The Philippines is the only country in the Asia-Pacific region where people have a positive view of North Korea, a study has found.
According to the Spring 2017 Global Attitudes Survey by the Pew Research Center, 53 per cent of Filipinos held a positive view of the country, against 33 per cent who viewed it negatively.
This is in stark contrast to the widespread distrust of the secretive state, with at least 45 per cent of the people in Indonesia, Vietnam, South Korea, the US, Australia and Japan seeing the country in a negative light.
Among the countries surveyed, the Japanese had the most negative opinion on the DPRK, with 94 per cent holding an unfavourable view, including 78 per cent who say that they had a very unfavourable attitude.
“In Australia, the US and South Korea, roughly three-quarters or more say they have unfavourable views,” the research group said.
The findings were based on at least 1,000 face-to-face interviews in five Philippine languages between February 26 and May 8, this year.
North Korea caused alarm recently after it launched an intercontinental ballistic missile that some experts believe could reach Alaska and Hawaii.
The Philippines is also within range of this missile, which could be capable of carrying a nuclear warhead.

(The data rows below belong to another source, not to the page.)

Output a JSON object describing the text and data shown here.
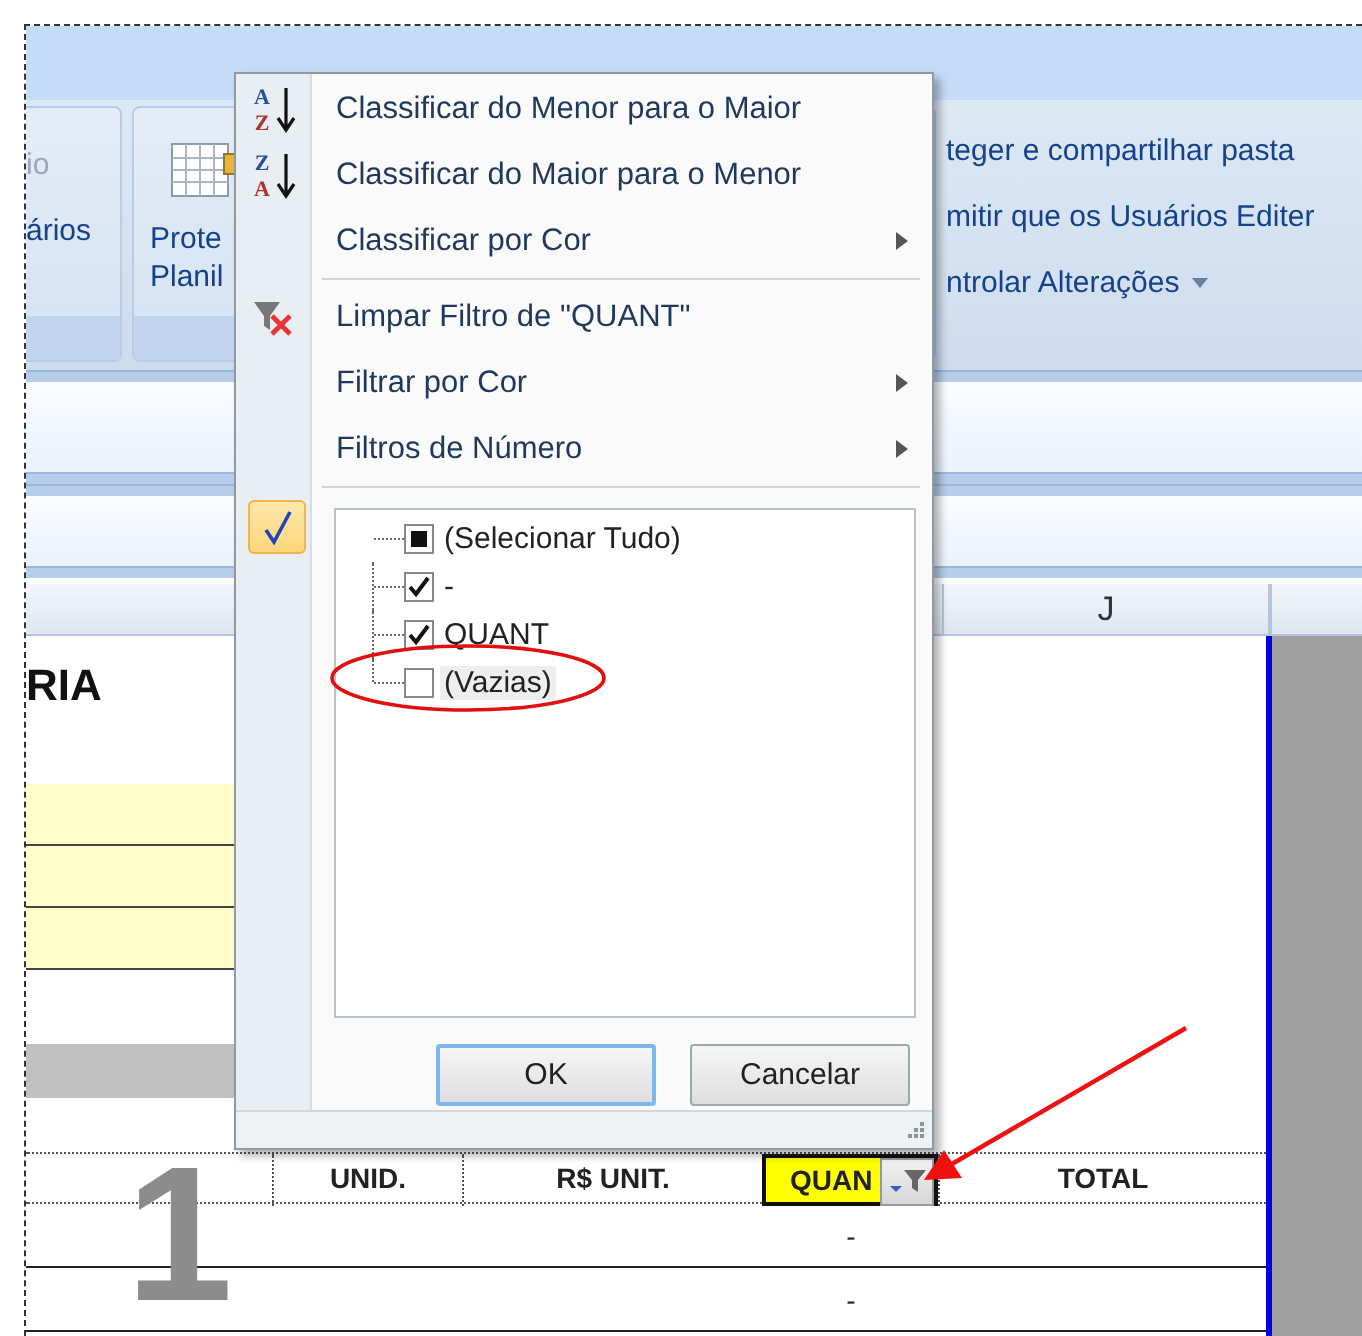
{
  "ribbon": {
    "groups": [
      {
        "lines": [
          "io",
          "ários"
        ],
        "disabled": [
          true,
          false
        ]
      },
      {
        "lines": [
          "Prote",
          "Planil"
        ]
      },
      {
        "lines": [
          "teger e compartilhar pasta",
          "mitir que os Usuários Editer",
          "ntrolar Alterações"
        ]
      }
    ]
  },
  "sheet": {
    "column_header": "J",
    "title": "RIA",
    "big_text": "1",
    "table": {
      "columns": [
        {
          "highlighted": false,
          "filter": false
        },
        {
          "label": "UNID.",
          "highlighted": false,
          "filter": false
        },
        {
          "label": "R$ UNIT.",
          "highlighted": false,
          "filter": false
        },
        {
          "label": "QUAN",
          "highlighted": true,
          "filter": true
        },
        {
          "label": "TOTAL",
          "highlighted": false,
          "filter": false
        }
      ],
      "rows": [
        [
          "",
          "",
          "",
          "-",
          ""
        ],
        [
          "",
          "",
          "",
          "-",
          ""
        ]
      ]
    }
  },
  "filter_menu": {
    "items": [
      {
        "kind": "sort",
        "label": "Classificar do Menor para o Maior",
        "icon_letters": [
          "A",
          "Z"
        ],
        "submenu": false
      },
      {
        "kind": "sort",
        "label": "Classificar do Maior para o Menor",
        "icon_letters": [
          "Z",
          "A"
        ],
        "submenu": false
      },
      {
        "kind": "plain",
        "label": "Classificar por Cor",
        "submenu": true
      },
      {
        "kind": "separator"
      },
      {
        "kind": "clear",
        "label": "Limpar Filtro de \"QUANT\"",
        "submenu": false
      },
      {
        "kind": "plain",
        "label": "Filtrar por Cor",
        "submenu": true
      },
      {
        "kind": "plain",
        "label": "Filtros de Número",
        "submenu": true
      },
      {
        "kind": "separator"
      }
    ],
    "values": [
      {
        "label": "(Selecionar Tudo)",
        "checked": true,
        "partial": true,
        "circled": false
      },
      {
        "label": "-",
        "checked": true,
        "partial": false,
        "circled": false
      },
      {
        "label": "QUANT",
        "checked": true,
        "partial": false,
        "circled": false
      },
      {
        "label": "(Vazias)",
        "checked": false,
        "partial": false,
        "circled": true
      }
    ],
    "buttons": [
      {
        "label": "OK",
        "focused": true
      },
      {
        "label": "Cancelar",
        "focused": false
      }
    ]
  }
}
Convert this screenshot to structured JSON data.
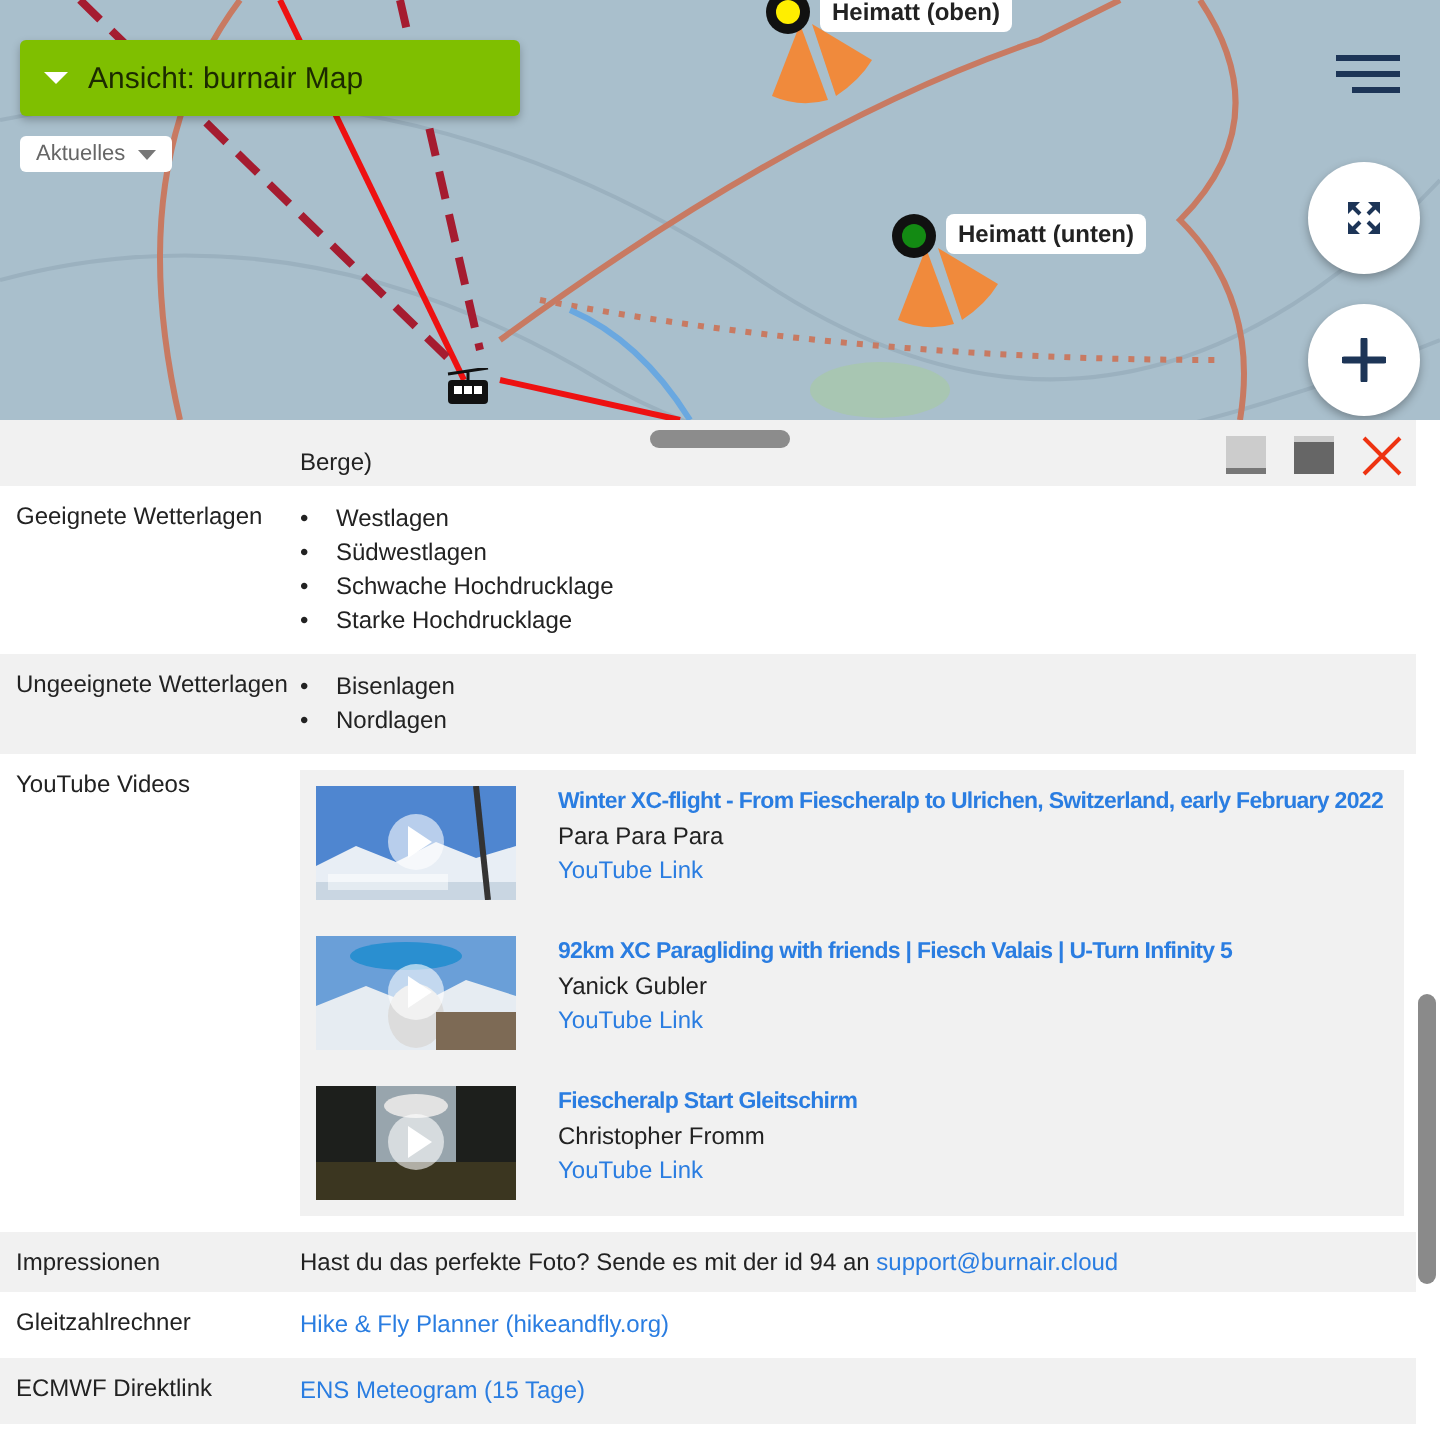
{
  "map": {
    "view_button": "Ansicht: burnair Map",
    "news_dropdown": "Aktuelles",
    "markers": [
      {
        "label": "Heimatt (oben)",
        "color": "#ffee00"
      },
      {
        "label": "Heimatt (unten)",
        "color": "#138a13"
      }
    ]
  },
  "details": {
    "note": "Berge)",
    "rows": [
      {
        "kind": "list",
        "label": "Geeignete Wetterlagen",
        "bullet": "•",
        "items": [
          "Westlagen",
          "Südwestlagen",
          "Schwache Hochdrucklage",
          "Starke Hochdrucklage"
        ]
      },
      {
        "kind": "list",
        "label": "Ungeeignete Wetterlagen",
        "bullet": "•",
        "items": [
          "Bisenlagen",
          "Nordlagen"
        ]
      },
      {
        "kind": "videos",
        "label": "YouTube Videos",
        "videos": [
          {
            "title": "Winter XC-flight - From Fiescheralp to Ulrichen, Switzerland, early February 2022",
            "channel": "Para Para Para",
            "link": "YouTube Link"
          },
          {
            "title": "92km XC Paragliding with friends | Fiesch Valais | U-Turn Infinity 5",
            "channel": "Yanick Gubler",
            "link": "YouTube Link"
          },
          {
            "title": "Fiescheralp Start Gleitschirm",
            "channel": "Christopher Fromm",
            "link": "YouTube Link"
          }
        ]
      },
      {
        "kind": "text",
        "label": "Impressionen",
        "text": "Hast du das perfekte Foto? Sende es mit der id 94 an ",
        "link": "support@burnair.cloud"
      },
      {
        "kind": "links",
        "label": "Gleitzahlrechner",
        "links": [
          "Hike & Fly Planner (hikeandfly.org)"
        ]
      },
      {
        "kind": "links",
        "label": "ECMWF Direktlink",
        "links": [
          "ENS Meteogram (15 Tage)"
        ]
      }
    ]
  }
}
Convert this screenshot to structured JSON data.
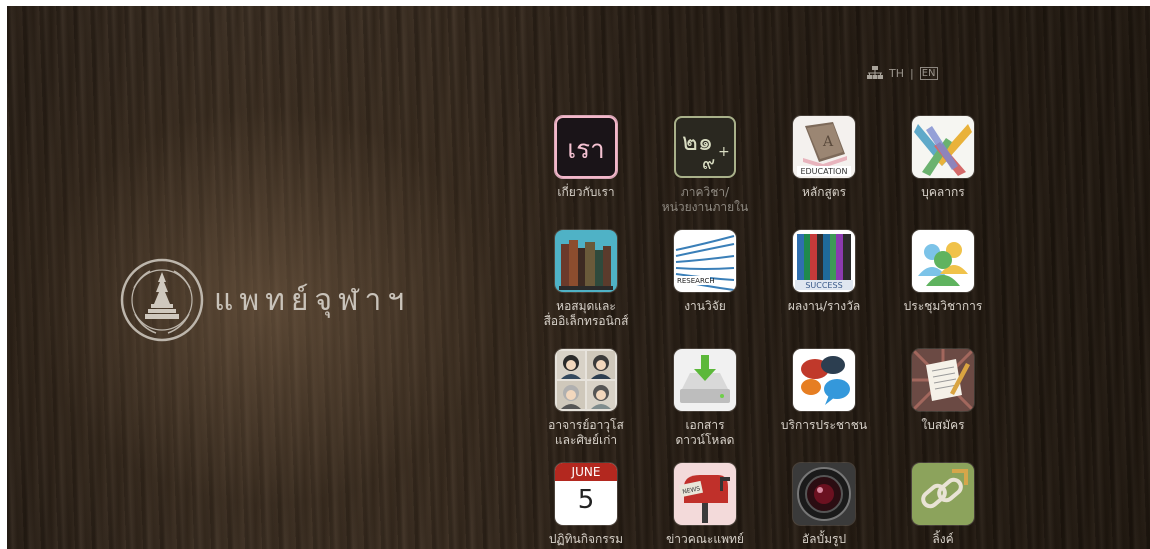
{
  "header": {
    "lang_th": "TH",
    "lang_sep": "|",
    "lang_en": "EN"
  },
  "brand": {
    "name": "แพทย์จุฬาฯ"
  },
  "menu": [
    {
      "label": "เกี่ยวกับเรา",
      "icon": "about-us-icon",
      "glyph": "เรา"
    },
    {
      "label": "ภาควิชา/\nหน่วยงานภายใน",
      "icon": "departments-icon",
      "glyph": "๒๑",
      "glyph2": "๙",
      "glyph3": "+"
    },
    {
      "label": "หลักสูตร",
      "icon": "education-book-icon",
      "caption": "EDUCATION",
      "letter": "A"
    },
    {
      "label": "บุคลากร",
      "icon": "personnel-hands-icon"
    },
    {
      "label": "หอสมุดและ\nสื่ออิเล็กทรอนิกส์",
      "icon": "library-books-icon"
    },
    {
      "label": "งานวิจัย",
      "icon": "research-icon",
      "caption": "RESEARCH"
    },
    {
      "label": "ผลงาน/รางวัล",
      "icon": "success-books-icon",
      "caption": "SUCCESS"
    },
    {
      "label": "ประชุมวิชาการ",
      "icon": "conference-people-icon"
    },
    {
      "label": "อาจารย์อาวุโส\nและศิษย์เก่า",
      "icon": "alumni-faces-icon"
    },
    {
      "label": "เอกสาร\nดาวน์โหลด",
      "icon": "download-drive-icon"
    },
    {
      "label": "บริการประชาชน",
      "icon": "public-service-chat-icon"
    },
    {
      "label": "ใบสมัคร",
      "icon": "application-form-icon"
    },
    {
      "label": "ปฏิทินกิจกรรม",
      "icon": "calendar-icon",
      "month": "JUNE",
      "day": "5"
    },
    {
      "label": "ข่าวคณะแพทย์",
      "icon": "news-mailbox-icon",
      "caption": "NEWS"
    },
    {
      "label": "อัลบั้มรูป",
      "icon": "photo-album-lens-icon"
    },
    {
      "label": "ลิ้งค์",
      "icon": "link-chain-icon"
    }
  ],
  "colors": {
    "label": "#d8d2ca",
    "label_dim": "#8f8a82",
    "brand_text": "#c9c3ba"
  }
}
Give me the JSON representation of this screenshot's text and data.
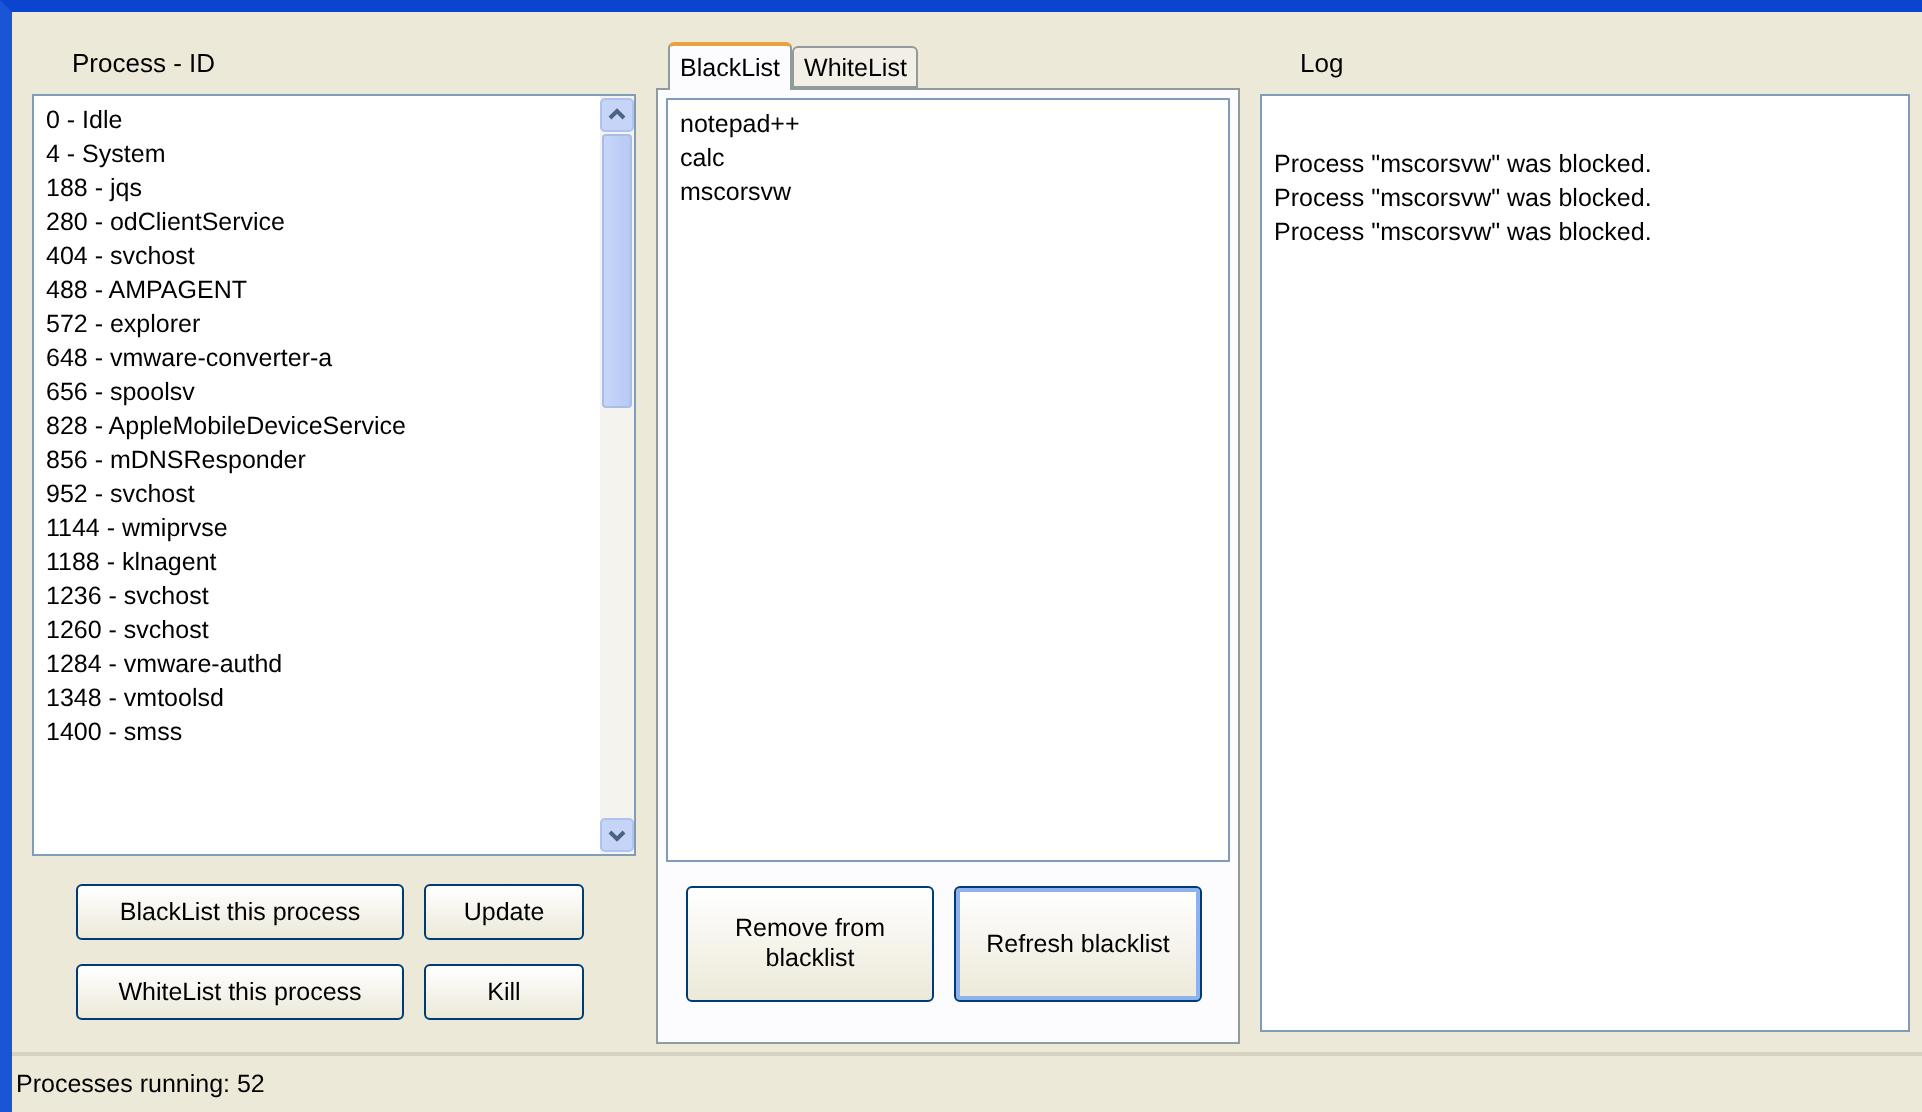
{
  "process_panel": {
    "title": "Process - ID",
    "processes": [
      "0 - Idle",
      "4 - System",
      "188 - jqs",
      "280 - odClientService",
      "404 - svchost",
      "488 - AMPAGENT",
      "572 - explorer",
      "648 - vmware-converter-a",
      "656 - spoolsv",
      "828 - AppleMobileDeviceService",
      "856 - mDNSResponder",
      "952 - svchost",
      "1144 - wmiprvse",
      "1188 - klnagent",
      "1236 - svchost",
      "1260 - svchost",
      "1284 - vmware-authd",
      "1348 - vmtoolsd",
      "1400 - smss"
    ],
    "buttons": [
      {
        "label": "BlackList this process"
      },
      {
        "label": "Update"
      },
      {
        "label": "WhiteList this process"
      },
      {
        "label": "Kill"
      }
    ]
  },
  "list_panel": {
    "tabs": [
      {
        "label": "BlackList",
        "selected": true
      },
      {
        "label": "WhiteList",
        "selected": false
      }
    ],
    "items": [
      "notepad++",
      "calc",
      "mscorsvw"
    ],
    "buttons": [
      {
        "label": "Remove from blacklist",
        "default": false
      },
      {
        "label": "Refresh blacklist",
        "default": true
      }
    ]
  },
  "log_panel": {
    "title": "Log",
    "lines": [
      "Process \"mscorsvw\" was blocked.",
      "Process \"mscorsvw\" was blocked.",
      "Process \"mscorsvw\" was blocked."
    ]
  },
  "status_bar": {
    "text": "Processes running: 52"
  }
}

According to the research, Filipinos are among the most concerned about North Korea’s nuclear program, with 60 per cent saying they were “very concerned” while another 27 per cent indicating that they were “somewhat concerned.”
This is the third highest in the region, behind only Japan and the US.
The research notes said: “In the Asia-Pacific region, anxiety is highest among Pyongyang’s closest neighbours — Japan, the Philippines and South Korea, where around 60 per cent or more say they are very concerned.”
However, despite concerns over the Hermit Kingdom’s nuclear development, Asia-Pacific countries were divided on how to respond to the issue.
A majority of Filipinos and Vietnamese said that closer relationships with North Korea were the answer. In contrast, US, Japanese and South Korean respondents favoured economic sanctions.
“Half or more Americans, Japanese, South Koreans and Australians believe increasing sanctions will be more effective than deepening ties,” the report said. “A plurality of Vietnamese and Filipinos say the nuclear problem should be handled by deepening ties with North Korea, and in Indonesia, large shares volunteered that neither was a good strategy (18%) or said they did not know (23%).”
Washington has refused to rule out a military option to deal with Pyongyang. However, with such a large proportion of South Korea’s population living close to the border, this would be a matter of last resort. It is estimated that tens of thousands of South Koreans would die within the first few hours of a North Korean artillery barrage.
Despite pursuing North Korea’s denuclearisation, South Korea is not working toward an “artificial unification” with the North under the administration of newly elected president Moon Jae In, a senior official from South Korea’s foreign ministry said.
Similarly, South Korea “does not wish for North Korea’s collapse,” the official told journalists at a briefing organised by the Foreign Service Institute in Manila.
The official said that South Korea was taking an approach of “strategic patience” in pursuing the dismantlement of the North’s nuclear programme.
He also said it was the priority of South Korea and its ally, the US, to convince China to put pressure on Pyongyang to abandon its nuclear arsenal. “China is the sole power that can put pressure, to bring North Korea to the negotiating table,” he added.
The official concluded that the Philippines, along with the Association of Southeast Asian Nations, was in a strong position to send a unified message to North Korea and persuade China to commit on the region’s security.